If you’re concerned that Excel won’t return the correct distinction between one and five chances in 1,000 that the result of your study is due to chance, you allow what’s really an irrelevancy to dictate how, and using what calibrations, you’re going to conduct your statistical analysis. It’s pointless to worry about whether a test is accurate to one point in a thousand or two in a thousand. Your decision rules for risking a chance finding should be based on more substantive grounds.
Chapter 9, “Testing Differences Between Means: Further Issues,” goes into the matter in greater detail, but a quick summary of the issue is that you should let the risk of making the wrong decision be guided by the costs of a bad decision and the benefits of a good one—not by which criterion appears to be the more selective.
What's in This Book
You’ll find that there are two broad types of statistics. I’m not talking about that scurrilous line about lies, damned lies and statistics—both its source and its applicability are disputed. I’m talking about descriptive statistics and inferential statistics.
No matter if you’ve never studied statistics before this, you’re already familiar with concepts such as averages and ranges. These are descriptive statistics. They describe identified groups: The average age of the members is 42 years; the range of the weights is 105 pounds; the median price of the houses is $270,000. A variety of other sorts of descriptive statistics exists, such as standard deviations, correlations, and skewness. The first five chapters of this book take a fairly close look at descriptive statistics, and you might find that they have some aspects that you haven’t considered before.

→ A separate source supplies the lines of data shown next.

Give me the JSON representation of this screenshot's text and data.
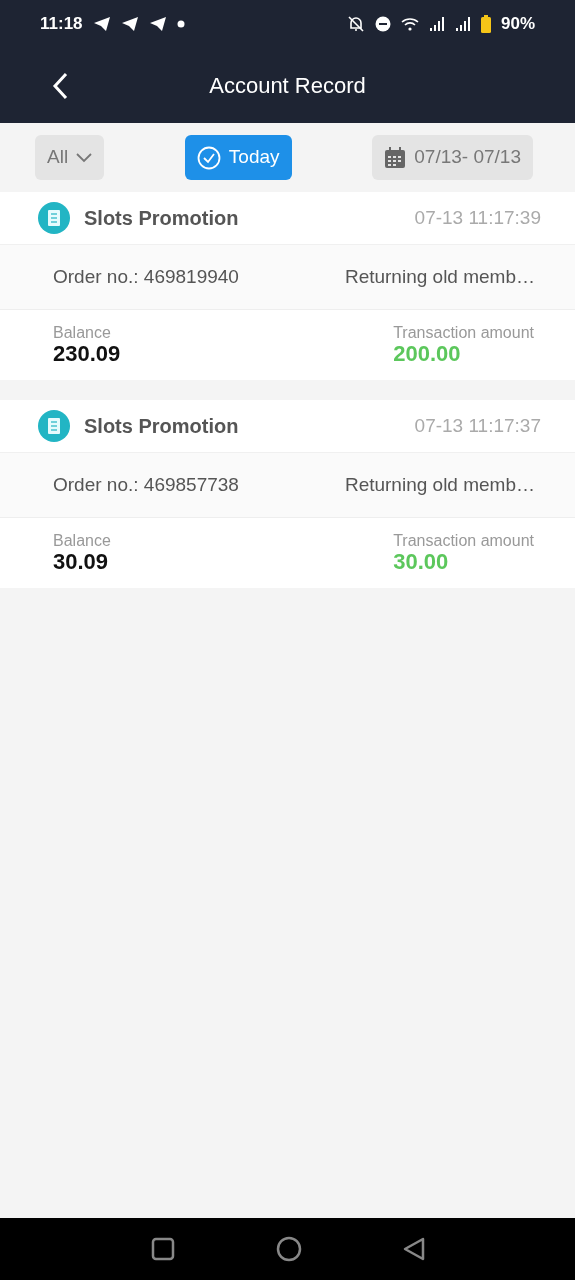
{
  "status_bar": {
    "time": "11:18",
    "battery": "90%"
  },
  "header": {
    "title": "Account Record"
  },
  "filters": [
    {
      "kind": "dropdown",
      "label": "All",
      "selected": false
    },
    {
      "kind": "toggle",
      "label": "Today",
      "selected": true
    },
    {
      "kind": "date",
      "label": "07/13- 07/13",
      "selected": false
    }
  ],
  "records": [
    {
      "title": "Slots Promotion",
      "time": "07-13 11:17:39",
      "order": "Order no.: 469819940",
      "note": "Returning old memb…",
      "balance_label": "Balance",
      "balance": "230.09",
      "amount_label": "Transaction amount",
      "amount": "200.00"
    },
    {
      "title": "Slots Promotion",
      "time": "07-13 11:17:37",
      "order": "Order no.: 469857738",
      "note": "Returning old memb…",
      "balance_label": "Balance",
      "balance": "30.09",
      "amount_label": "Transaction amount",
      "amount": "30.00"
    }
  ]
}
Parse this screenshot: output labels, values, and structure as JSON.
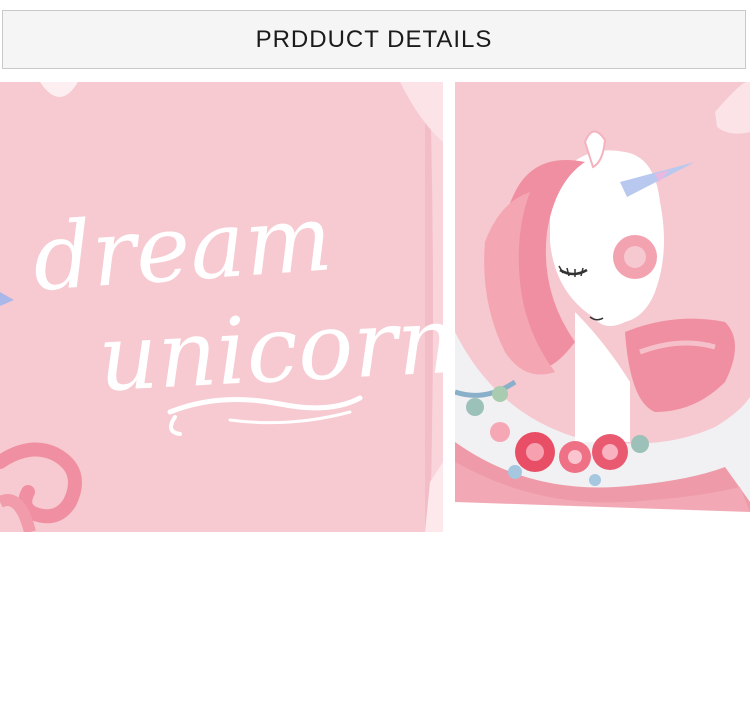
{
  "header": {
    "title": "PRDDUCT DETAILS"
  },
  "left_photo": {
    "line1": "dream",
    "line2": "unicorn"
  },
  "colors": {
    "pink_bg": "#f6c6cf",
    "pink_dark": "#ee9aa8",
    "header_bg": "#f5f5f5"
  }
}
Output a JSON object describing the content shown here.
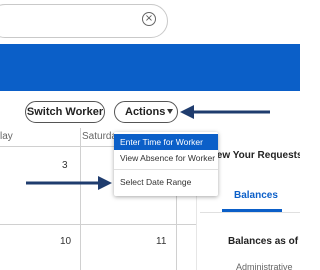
{
  "calendar": {
    "day_headers": [
      "lay",
      "Saturday"
    ],
    "dates": [
      "3",
      "10",
      "11"
    ]
  },
  "toolbar": {
    "switch_worker_label": "Switch Worker",
    "actions_label": "Actions"
  },
  "actions_menu": {
    "items": [
      "Enter Time for Worker",
      "View Absence for Worker",
      "Select Date Range"
    ]
  },
  "right_panel": {
    "header": "iew Your Requests a",
    "tabs": [
      "Balances"
    ],
    "balances_as_of": "Balances as of",
    "partial_text": "Administrative"
  },
  "colors": {
    "brand_blue": "#0b5fc8",
    "annotation_arrow": "#1f3c6e"
  }
}
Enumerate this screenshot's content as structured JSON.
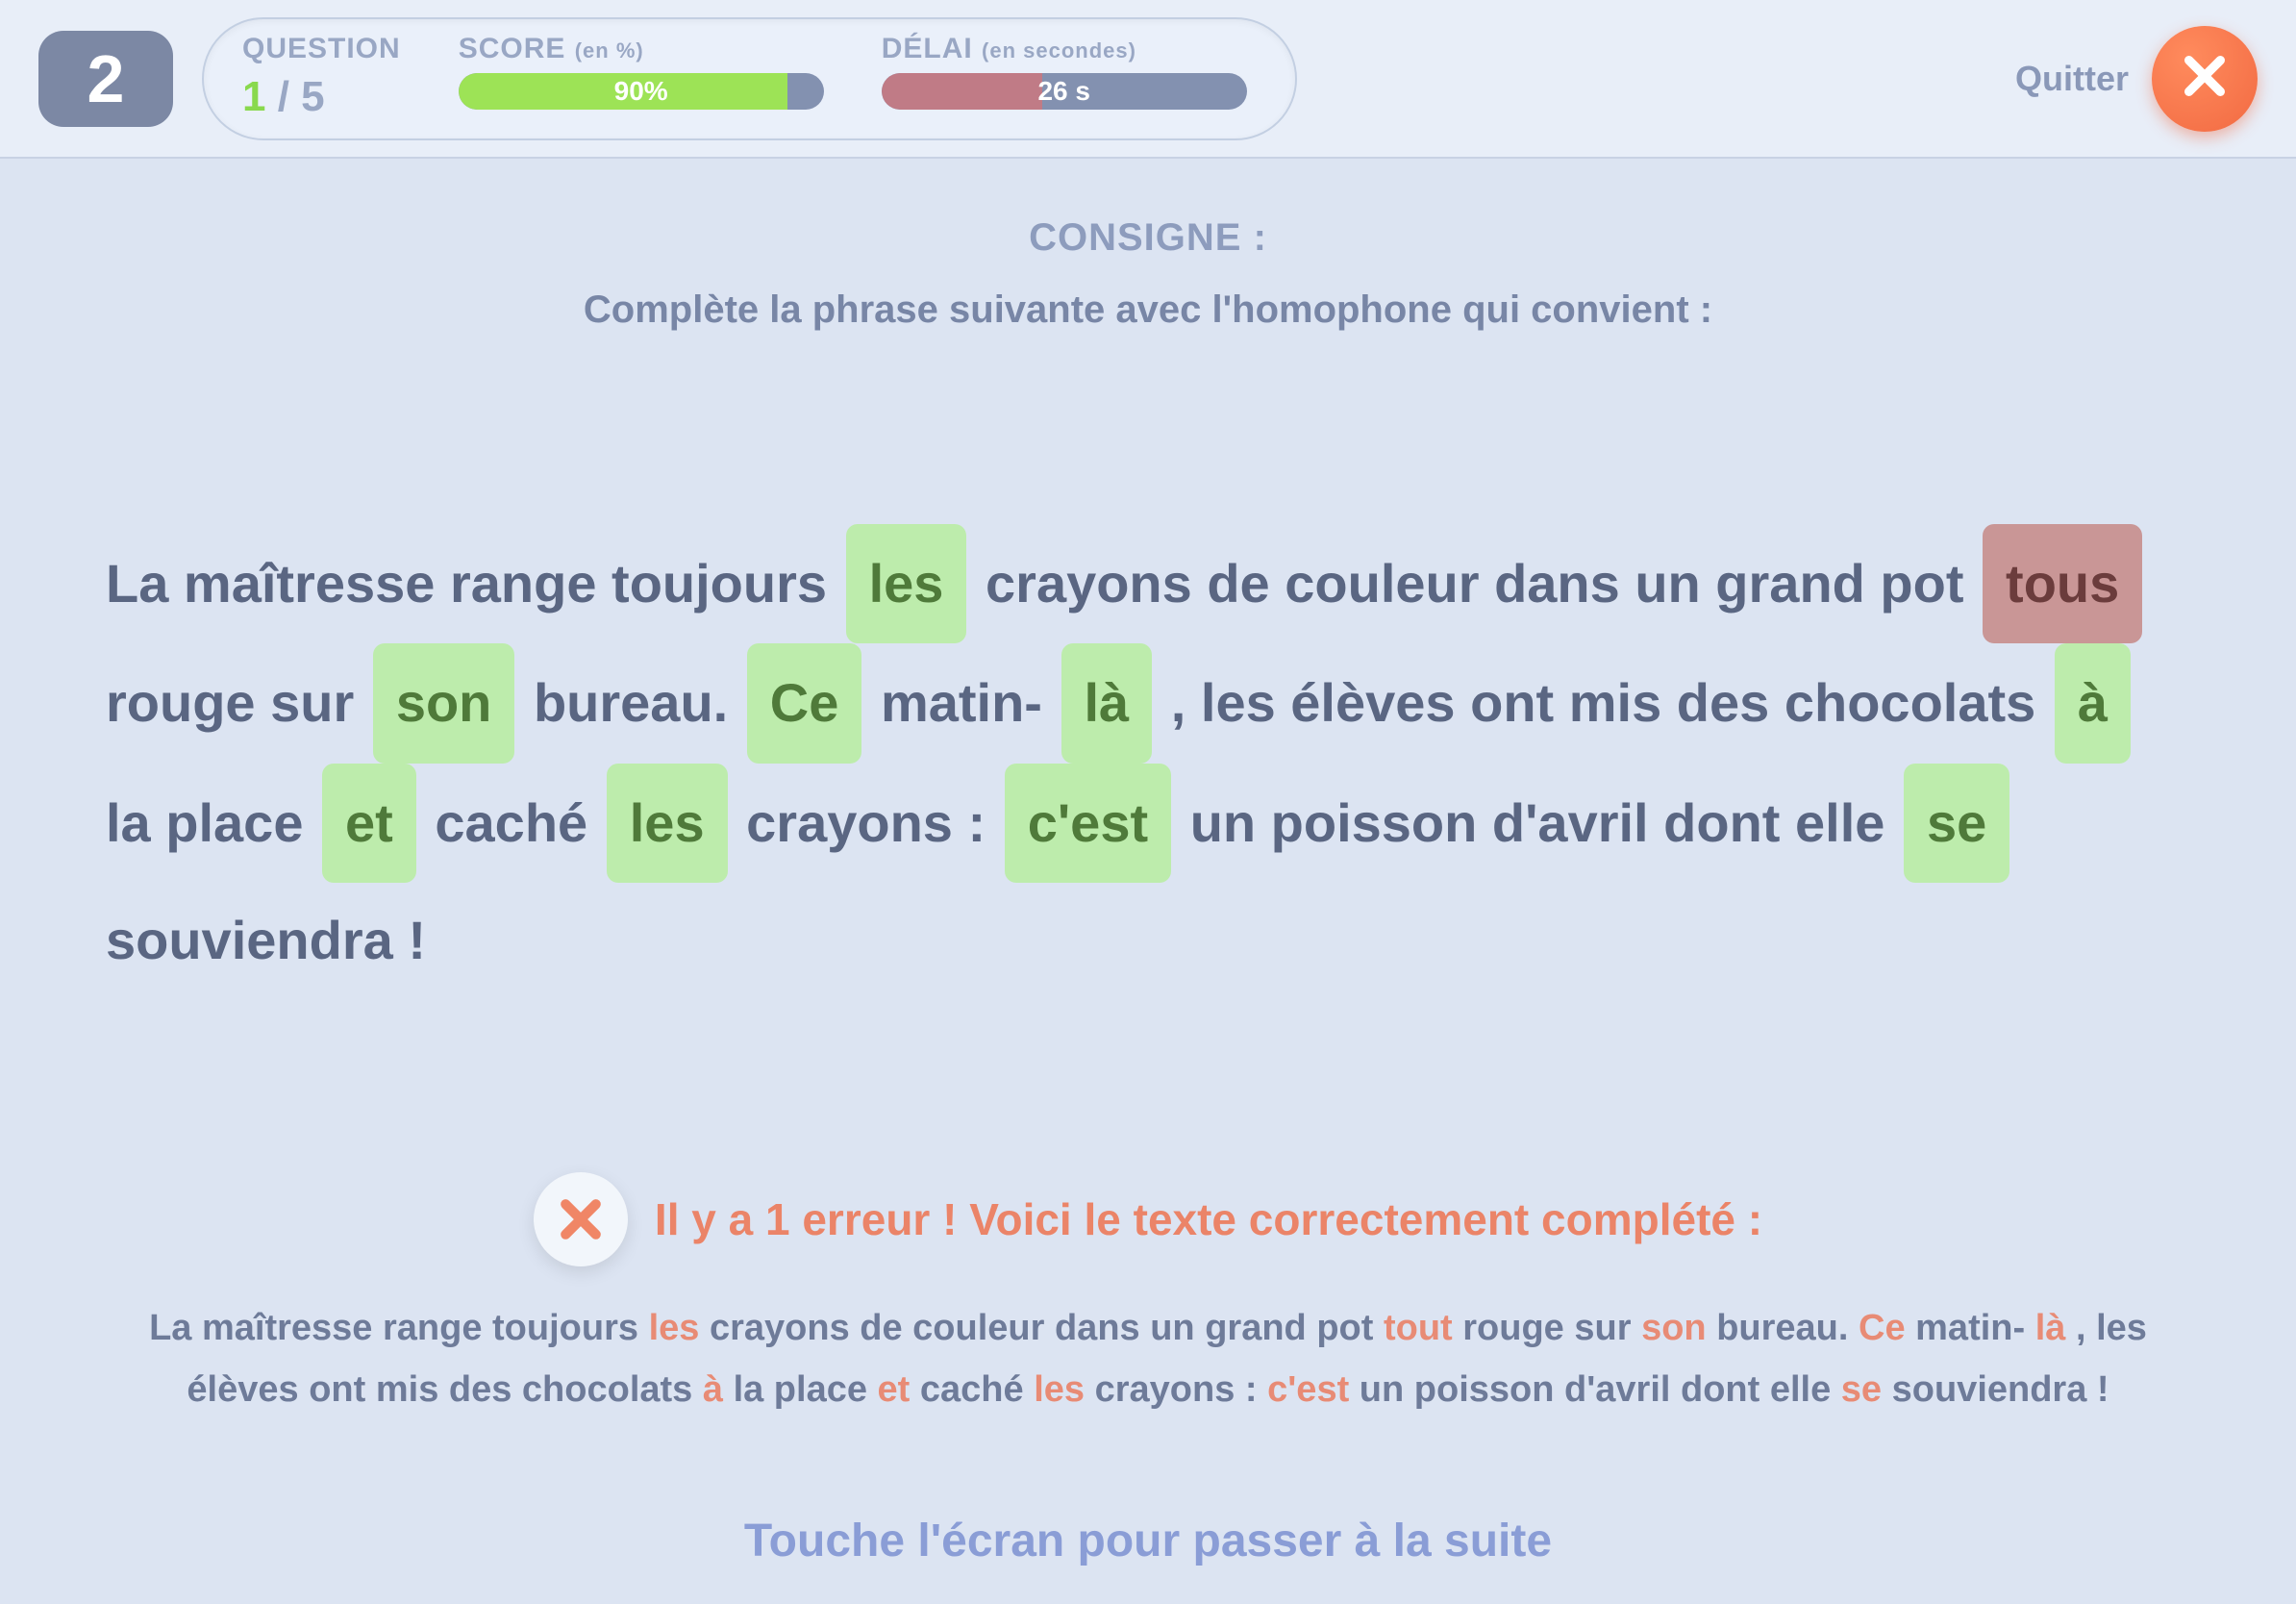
{
  "header": {
    "question_number": "2",
    "question_label": "QUESTION",
    "question_current": "1",
    "question_sep": " / ",
    "question_total": "5",
    "score_label": "SCORE",
    "score_suffix": "(en %)",
    "score_text": "90%",
    "score_pct": 90,
    "delay_label": "DÉLAI",
    "delay_suffix": "(en secondes)",
    "delay_text": "26 s",
    "delay_pct": 44,
    "quit_label": "Quitter"
  },
  "consigne": {
    "heading": "CONSIGNE :",
    "instruction": "Complète la phrase suivante avec l'homophone qui convient :"
  },
  "sentence_parts": {
    "p0": "La maîtresse range toujours ",
    "b0": "les",
    "p1": " crayons de couleur dans un grand pot ",
    "b1": "tous",
    "p2": " rouge sur ",
    "b2": "son",
    "p3": " bureau. ",
    "b3": "Ce",
    "p4": " matin- ",
    "b4": "là",
    "p5": " , les élèves ont mis des chocolats ",
    "b5": "à",
    "p6": " la place ",
    "b6": "et",
    "p7": " caché ",
    "b7": "les",
    "p8": " crayons : ",
    "b8": "c'est",
    "p9": " un poisson d'avril dont elle ",
    "b9": "se",
    "p10": " souviendra !"
  },
  "feedback": {
    "message": "Il y a 1 erreur ! Voici le texte correctement complété :"
  },
  "solution_parts": {
    "s0": "La maîtresse range toujours ",
    "h0": "les",
    "s1": " crayons de couleur dans un grand pot ",
    "h1": "tout",
    "s2": " rouge sur ",
    "h2": "son",
    "s3": " bureau. ",
    "h3": "Ce",
    "s4": " matin- ",
    "h4": "là",
    "s5": ", les élèves ont mis des chocolats ",
    "h5": "à",
    "s6": " la place ",
    "h6": "et",
    "s7": " caché ",
    "h7": "les",
    "s8": " crayons : ",
    "h8": "c'est",
    "s9": " un poisson d'avril dont elle ",
    "h9": "se",
    "s10": " souviendra !"
  },
  "footer": {
    "tap_prompt": "Touche l'écran pour passer à la suite"
  },
  "colors": {
    "accent_orange": "#f26a42",
    "accent_green": "#9de356"
  }
}
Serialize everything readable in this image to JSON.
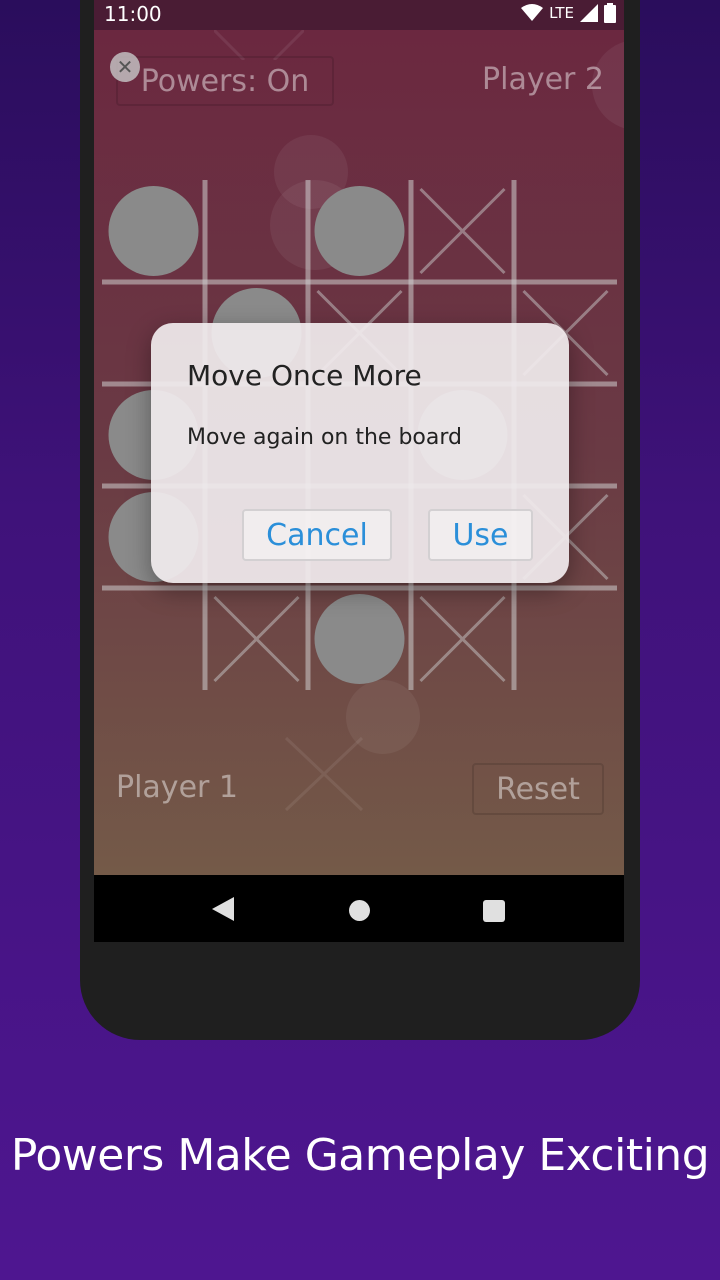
{
  "status": {
    "time": "11:00",
    "network": "LTE"
  },
  "game": {
    "powers_label": "Powers: On",
    "player2_label": "Player 2",
    "player1_label": "Player 1",
    "reset_label": "Reset",
    "close_glyph": "✕"
  },
  "board": {
    "cells": [
      [
        "O",
        "",
        "O",
        "X",
        ""
      ],
      [
        "",
        "O",
        "X",
        "",
        "X"
      ],
      [
        "O",
        "",
        "",
        "O",
        ""
      ],
      [
        "O",
        "",
        "",
        "",
        "X"
      ],
      [
        "",
        "X",
        "O",
        "X",
        ""
      ]
    ]
  },
  "dialog": {
    "title": "Move Once More",
    "message": "Move again on the board",
    "cancel_label": "Cancel",
    "use_label": "Use"
  },
  "caption": "Powers Make Gameplay Exciting",
  "colors": {
    "bg_top": "#2a0d5c",
    "bg_bottom": "#4e1690",
    "accent": "#2b8fd9",
    "piece": "#8a8a8a"
  }
}
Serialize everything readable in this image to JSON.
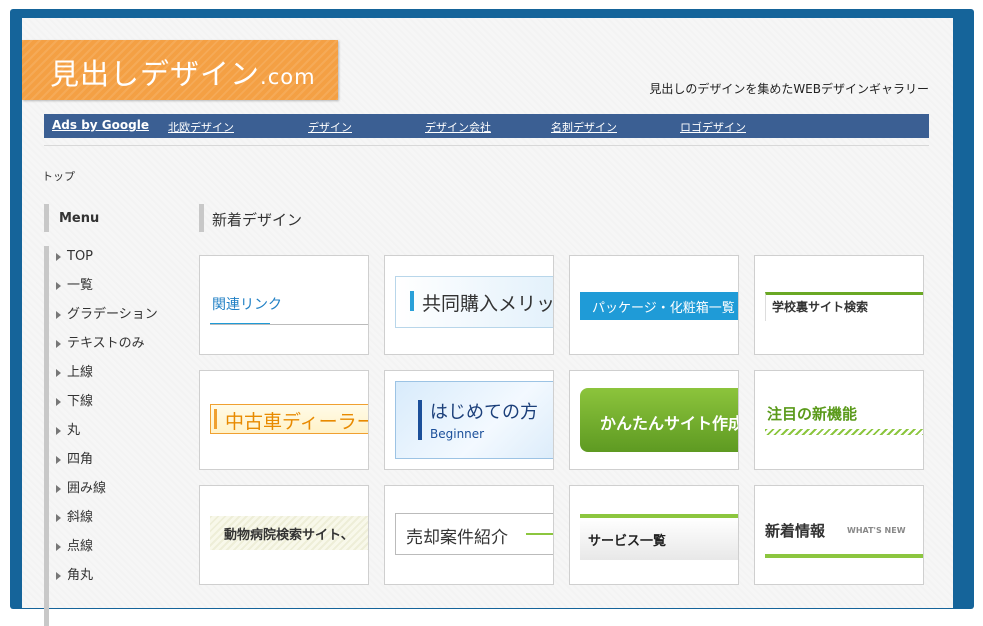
{
  "header": {
    "logo_main": "見出しデザイン",
    "logo_suffix": ".com",
    "tagline": "見出しのデザインを集めたWEBデザインギャラリー"
  },
  "nav": {
    "ads_label": "Ads by Google",
    "links": [
      "北欧デザイン",
      "デザイン",
      "デザイン会社",
      "名刺デザイン",
      "ロゴデザイン"
    ]
  },
  "breadcrumb": "トップ",
  "sidebar": {
    "title": "Menu",
    "items": [
      "TOP",
      "一覧",
      "グラデーション",
      "テキストのみ",
      "上線",
      "下線",
      "丸",
      "四角",
      "囲み線",
      "斜線",
      "点線",
      "角丸"
    ]
  },
  "main": {
    "title": "新着デザイン",
    "cards": [
      {
        "text": "関連リンク"
      },
      {
        "text": "共同購入メリット"
      },
      {
        "text": "パッケージ・化粧箱一覧"
      },
      {
        "text": "学校裏サイト検索"
      },
      {
        "text": "中古車ディーラー"
      },
      {
        "text": "はじめての方",
        "sub": "Beginner"
      },
      {
        "text": "かんたんサイト作成"
      },
      {
        "text": "注目の新機能"
      },
      {
        "text": "動物病院検索サイト、"
      },
      {
        "text": "売却案件紹介"
      },
      {
        "text": "サービス一覧"
      },
      {
        "text": "新着情報",
        "sub": "WHAT'S NEW"
      }
    ]
  },
  "colors": {
    "frame": "#15649a",
    "logo_bg": "#f4a044",
    "nav_bg": "#3b5f93",
    "accent_green": "#8cc63f",
    "accent_blue": "#1f9bd7"
  }
}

Descriptive statistics provides you with insight into the characteristics of a restricted set of beings or objects. They can be interesting and useful, and they have some properties that aren’t at all well known. But you don’t get a better understanding of the world from descriptive statistics. For that, it helps to have a handle on inferential statistics. That sort of analysis is based on descriptive statistics, but you are asking and perhaps answering broader questions. Questions such as this:
The average systolic blood pressure in this group of patients is 135. How large a margin of error must I report so that if I took another 99 samples, 95 of the 100 would capture the true population mean within margins calculated similarly?
Inferential statistics enables you to make inferences about a population based on samples from that population. As such, inferential statistics broadens the horizons considerably.
Therefore, I have prepared two new chapters on inferential statistics for this 2013 edition of Statistical Analysis: Microsoft Excel. Chapter 12, "Experimental Design and ANOVA," explores the effects of fixed versus random factors on the nature of your F tests. It also examines crossed and nested factors in factorial designs, and how a factor's status in a factorial design affects the mean square you should use in the F ratio's denominator.
I have also expanded coverage of the topic of statistical power, and this edition devotes an entire chapter to it. Chapter 13, "Statistical Power," discusses how to use Excel's worksheet functions to generate F distributions with different noncentrality parameters. (Excel's native F() functions all assume a noncentrality parameter of zero.) You can use this capability to calculate the power of an F test without resorting to 80-year-old charts.
But you have to take on some assumptions about your samples, and about the populations that your samples represent, to make the sort of generalization that inferential statistics makes available to you. From Chapter 6 through the end of this book, you'll find discussions of the issues involved, along with examples of how those issues work out in practice. And, by the way, how you work them out using Microsoft Excel.